However, the NDA compartmentalization issue would cause bugs. For instance, I guess the wifi microcode devs implemented hardware queuing but the intel kernel driver devs at the time didn't know this, so the driver devs just wrote their own queues in software and the users dealt with weird errors for some time because they literally couldn't ask the division that wrote the microcode how the hell it worked. I'm amazed anything with wifi works. For a time around then I just threw up my hands and used OpenBSD's reverse-engineered driver because it was more reliable and simple to understand.

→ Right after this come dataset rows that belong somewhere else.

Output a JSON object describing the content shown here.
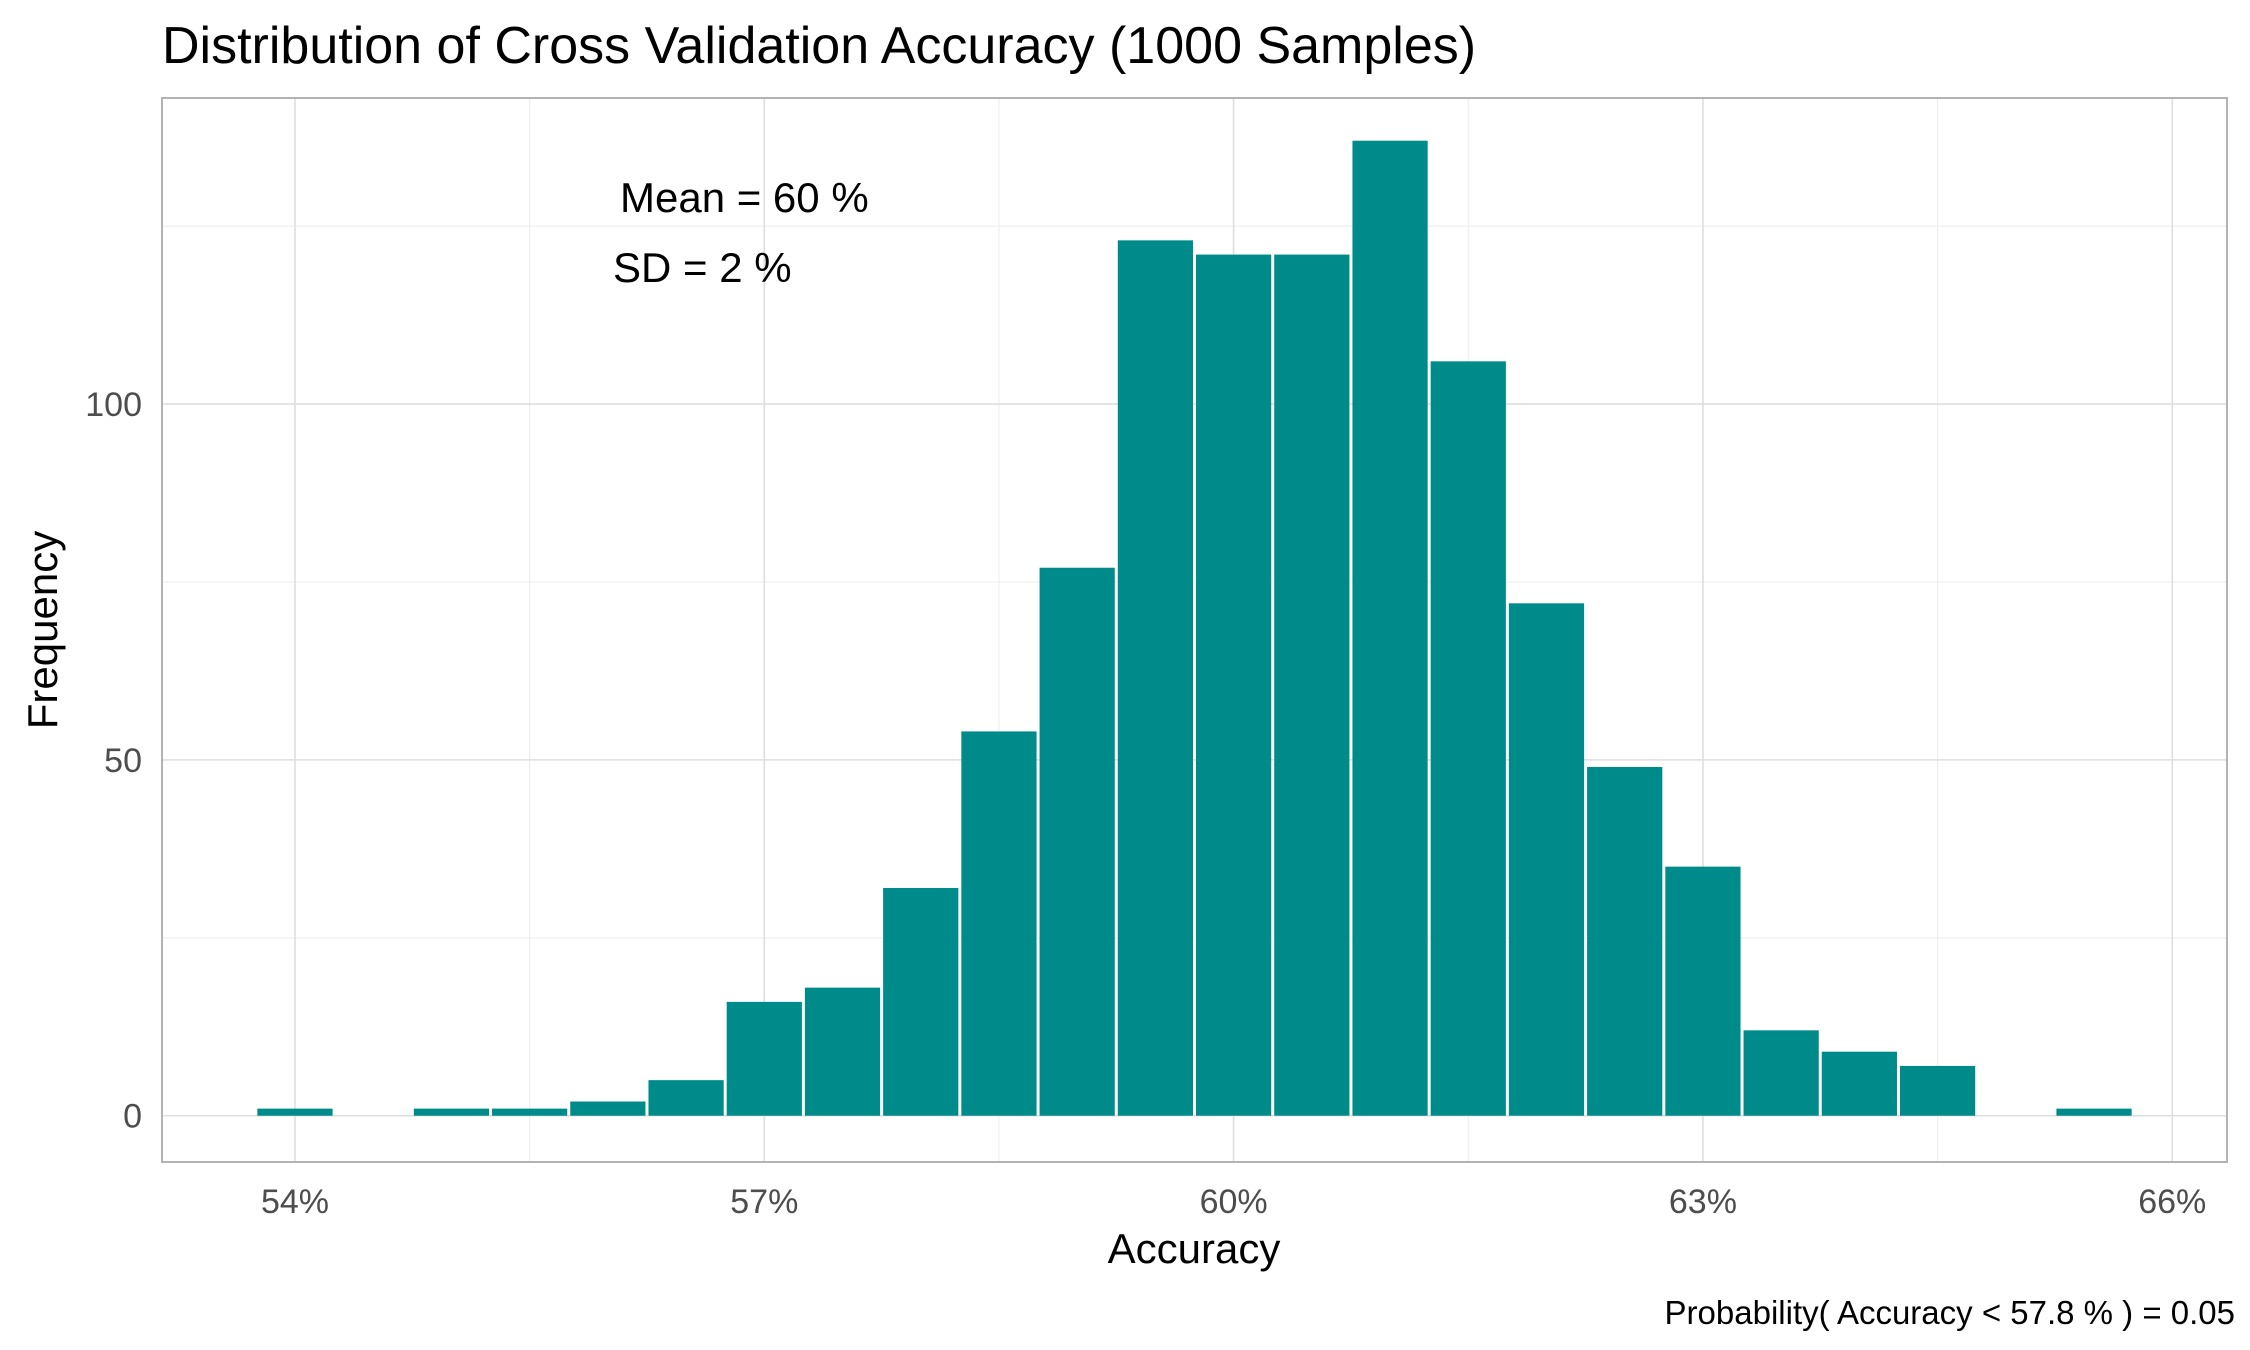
{
  "chart_data": {
    "type": "bar",
    "title": "Distribution of Cross Validation Accuracy (1000 Samples)",
    "xlabel": "Accuracy",
    "ylabel": "Frequency",
    "x_ticks": [
      {
        "value": 54,
        "label": "54%"
      },
      {
        "value": 57,
        "label": "57%"
      },
      {
        "value": 60,
        "label": "60%"
      },
      {
        "value": 63,
        "label": "63%"
      },
      {
        "value": 66,
        "label": "66%"
      }
    ],
    "y_ticks": [
      {
        "value": 0,
        "label": "0"
      },
      {
        "value": 50,
        "label": "50"
      },
      {
        "value": 100,
        "label": "100"
      }
    ],
    "xlim": [
      53.15,
      66.35
    ],
    "ylim": [
      -6.5,
      143
    ],
    "bin_width": 0.5,
    "bins": [
      {
        "x": 54.0,
        "count": 1
      },
      {
        "x": 55.0,
        "count": 1
      },
      {
        "x": 55.5,
        "count": 1
      },
      {
        "x": 56.0,
        "count": 2
      },
      {
        "x": 56.5,
        "count": 5
      },
      {
        "x": 57.0,
        "count": 16
      },
      {
        "x": 57.5,
        "count": 18
      },
      {
        "x": 58.0,
        "count": 32
      },
      {
        "x": 58.5,
        "count": 54
      },
      {
        "x": 59.0,
        "count": 77
      },
      {
        "x": 59.5,
        "count": 123
      },
      {
        "x": 60.0,
        "count": 121
      },
      {
        "x": 60.5,
        "count": 121
      },
      {
        "x": 61.0,
        "count": 137
      },
      {
        "x": 61.5,
        "count": 106
      },
      {
        "x": 62.0,
        "count": 72
      },
      {
        "x": 62.5,
        "count": 49
      },
      {
        "x": 63.0,
        "count": 35
      },
      {
        "x": 63.5,
        "count": 12
      },
      {
        "x": 64.0,
        "count": 9
      },
      {
        "x": 64.5,
        "count": 7
      },
      {
        "x": 65.5,
        "count": 1
      }
    ],
    "grid": true,
    "bar_color": "#008B8B",
    "annotations": {
      "mean": "Mean =  60 %",
      "sd": "SD =  2 %"
    },
    "caption": "Probability( Accuracy <  57.8 % ) = 0.05"
  }
}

I once tried to chase a bug in a wifi driver on NetBSD and soon gave up as I was just completely lost. I also remember buying a book on driver development, hoping there would be some decent info on the 802.11 stack and was mildy amused to find a breif mention at the end of a chapter describing ethernet internet saying "sorry wifi is too complicated to cover".
Since that and about half a dozen other wifi kernel issues? I've been kinda fascinated by wifi and wifi stacks in the kerbel, but it appears to be some black magic power not available to the masses
For what it's worth, a counterpoint from an ex-kernel maintainer who now does web stuff and distributed systems: kernel programming was usually easier for me than your standard full-stack web developer stuff. The API surface of a web stack is so large -- juggling things like a JS framework, CSS, nuances of HTTP sessions, web security, databases, load balancers, etc.
Most single-machine kernel bugs are going to be easier to figure out, once you learn some kernel APIs, of which there aren't so many.
> Linux kernel bugs seem to have the greatest required level of expertise to debug.
Some of it yeah. Honestly, I spent a lot of time looking at it and figured out how to fix/tweak minor crap.
Main thing I've been working on and off over the years on is CPU scheduler issues. Back when I was a high schooler my music kept skipping whenever my desktop box came under any substantial load. Turns out desktop workloads way different than what sorts of workloads most of the devs are paid to work on. The situation's improved but honestly still sucks with the stock scheduler.
>Currently, I'm facing a wifi kernel bug that keeps spitting out call traces to the system log, that I have absolutely no idea what to do with.
iwlwifi? if you're on 5.6.0 it was shipped broken. I think the fix landed in 5.6.1, so anything newer should work.
Traces are nice. At least you have some pointer where to start with.
1) You can google for the functions in the trace (to see if someone had a similar issue and it's solved already). You can add site:lkml.org to narrow it down to the linux kernel mailing list.
2) You can go to http://lxr.free-electrons.com/ and search for the functions in the trace and look around the code to see what the issue might be. The trace will have some more info about the kind of the issue (WARN, NULL pointer dereference, etc.)